Annabelle squeezed his hand. “Let’s.”
CHAPTER 20
As the dun galloped hard in the direction of Tigerville, Graham Ludlow felt a tightness grow in his chest.
It was like a clenched fist of fury, swelling and swelling, sending sharp waves of pain up into his left shoulder and down that arm. The arm grew heavy and sore, so that he had to let it flop down over his leg. He gritted his teeth against the pain.
He drew back on the dun’s reins, bringing the horse to a leaping halt, dust billowing up from behind.
Ludlow leaned forward over his saddle horn, drawing sharp breaths through his teeth. Each breath caused more pains to shoot up from that clenched fist in his chest, into his shoulder and down his arm until the arm felt like a raw nerve hanging stiffly at his side.
“Oh hell,” he muttered thickly, looking down at his claw-like hand, which he could not get to open. “Oh hell . . . am I . . . having a . . . heart attack?”
The ground spun around him.

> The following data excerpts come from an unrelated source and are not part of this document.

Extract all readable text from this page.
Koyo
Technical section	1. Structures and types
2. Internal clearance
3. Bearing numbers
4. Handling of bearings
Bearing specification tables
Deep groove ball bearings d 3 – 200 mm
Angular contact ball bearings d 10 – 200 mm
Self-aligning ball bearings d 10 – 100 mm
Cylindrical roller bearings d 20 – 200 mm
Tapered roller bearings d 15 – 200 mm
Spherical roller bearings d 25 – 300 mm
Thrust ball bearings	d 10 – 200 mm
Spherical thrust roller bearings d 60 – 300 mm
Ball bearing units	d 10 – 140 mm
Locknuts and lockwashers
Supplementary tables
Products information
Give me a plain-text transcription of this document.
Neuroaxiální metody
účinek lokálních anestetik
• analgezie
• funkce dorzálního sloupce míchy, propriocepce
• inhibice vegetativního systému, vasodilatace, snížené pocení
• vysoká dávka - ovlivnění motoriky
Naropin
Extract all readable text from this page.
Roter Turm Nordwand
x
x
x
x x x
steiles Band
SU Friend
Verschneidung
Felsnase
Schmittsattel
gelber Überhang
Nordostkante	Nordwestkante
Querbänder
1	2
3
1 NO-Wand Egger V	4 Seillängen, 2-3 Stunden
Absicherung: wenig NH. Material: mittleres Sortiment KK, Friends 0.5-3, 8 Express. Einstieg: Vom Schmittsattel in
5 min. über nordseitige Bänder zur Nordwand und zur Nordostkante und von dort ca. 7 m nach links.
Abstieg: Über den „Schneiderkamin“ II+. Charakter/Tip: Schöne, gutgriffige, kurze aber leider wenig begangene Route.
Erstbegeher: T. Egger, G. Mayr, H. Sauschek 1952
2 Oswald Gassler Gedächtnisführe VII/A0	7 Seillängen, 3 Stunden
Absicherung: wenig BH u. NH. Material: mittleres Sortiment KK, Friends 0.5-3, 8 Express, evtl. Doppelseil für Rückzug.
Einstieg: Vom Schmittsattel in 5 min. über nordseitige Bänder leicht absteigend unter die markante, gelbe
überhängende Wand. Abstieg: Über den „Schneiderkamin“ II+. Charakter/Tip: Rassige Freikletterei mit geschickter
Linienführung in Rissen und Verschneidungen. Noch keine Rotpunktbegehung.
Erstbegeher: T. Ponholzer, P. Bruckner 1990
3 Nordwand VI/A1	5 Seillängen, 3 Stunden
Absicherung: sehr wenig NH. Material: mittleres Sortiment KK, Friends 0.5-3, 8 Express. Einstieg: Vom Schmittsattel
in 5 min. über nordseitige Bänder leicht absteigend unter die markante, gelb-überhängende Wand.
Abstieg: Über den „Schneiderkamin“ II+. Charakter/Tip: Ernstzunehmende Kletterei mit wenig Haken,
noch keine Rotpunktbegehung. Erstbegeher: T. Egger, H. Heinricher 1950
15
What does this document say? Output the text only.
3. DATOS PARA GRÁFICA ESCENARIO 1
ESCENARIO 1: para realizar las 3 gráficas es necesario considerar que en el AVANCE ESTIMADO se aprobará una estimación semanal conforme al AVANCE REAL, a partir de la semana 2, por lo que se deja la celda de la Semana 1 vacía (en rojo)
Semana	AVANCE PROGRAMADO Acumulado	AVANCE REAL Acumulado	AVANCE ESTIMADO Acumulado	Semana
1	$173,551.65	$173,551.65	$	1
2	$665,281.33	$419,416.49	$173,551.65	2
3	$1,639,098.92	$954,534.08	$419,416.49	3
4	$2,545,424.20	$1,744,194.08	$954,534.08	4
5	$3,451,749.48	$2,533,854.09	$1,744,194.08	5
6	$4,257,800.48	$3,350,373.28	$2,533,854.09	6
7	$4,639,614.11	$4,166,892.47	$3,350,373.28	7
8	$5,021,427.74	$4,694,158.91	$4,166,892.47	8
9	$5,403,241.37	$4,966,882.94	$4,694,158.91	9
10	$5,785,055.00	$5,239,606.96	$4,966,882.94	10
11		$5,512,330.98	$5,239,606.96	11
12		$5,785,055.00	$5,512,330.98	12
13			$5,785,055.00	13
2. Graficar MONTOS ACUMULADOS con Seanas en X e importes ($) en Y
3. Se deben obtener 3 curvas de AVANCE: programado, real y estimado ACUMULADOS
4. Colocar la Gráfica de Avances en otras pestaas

The low hills spotted with pine forest pitched this way and that. Thin dark curtains rippled in front of his eyes.
A stream gurgled off to his left. Suddenly, he was both cold and hot and very thirsty. Cold sweat streaked his broad, fleshy face.
He slid down from his saddle. As he put weight on his left foot, the ankle gave. He cursed and threw his right, gloved hand—the only one that worked—toward the dun, trying to break his fall. His fingertips only brushed the saddle.
He plopped heavily into the middle of the trail on his butt and rolled onto his right side, his left side partly paralyzed.
He groaned, cursed again, heaved himself up into a sitting position, and cradled his sore left arm in his lap.
“She’s . . . she’s killing me,” he wheezed. “That girl is killing me . . . slow. The lies.” He ground his back teeth until he could hear them cracking. “The lies she told in front of the Chaneys!”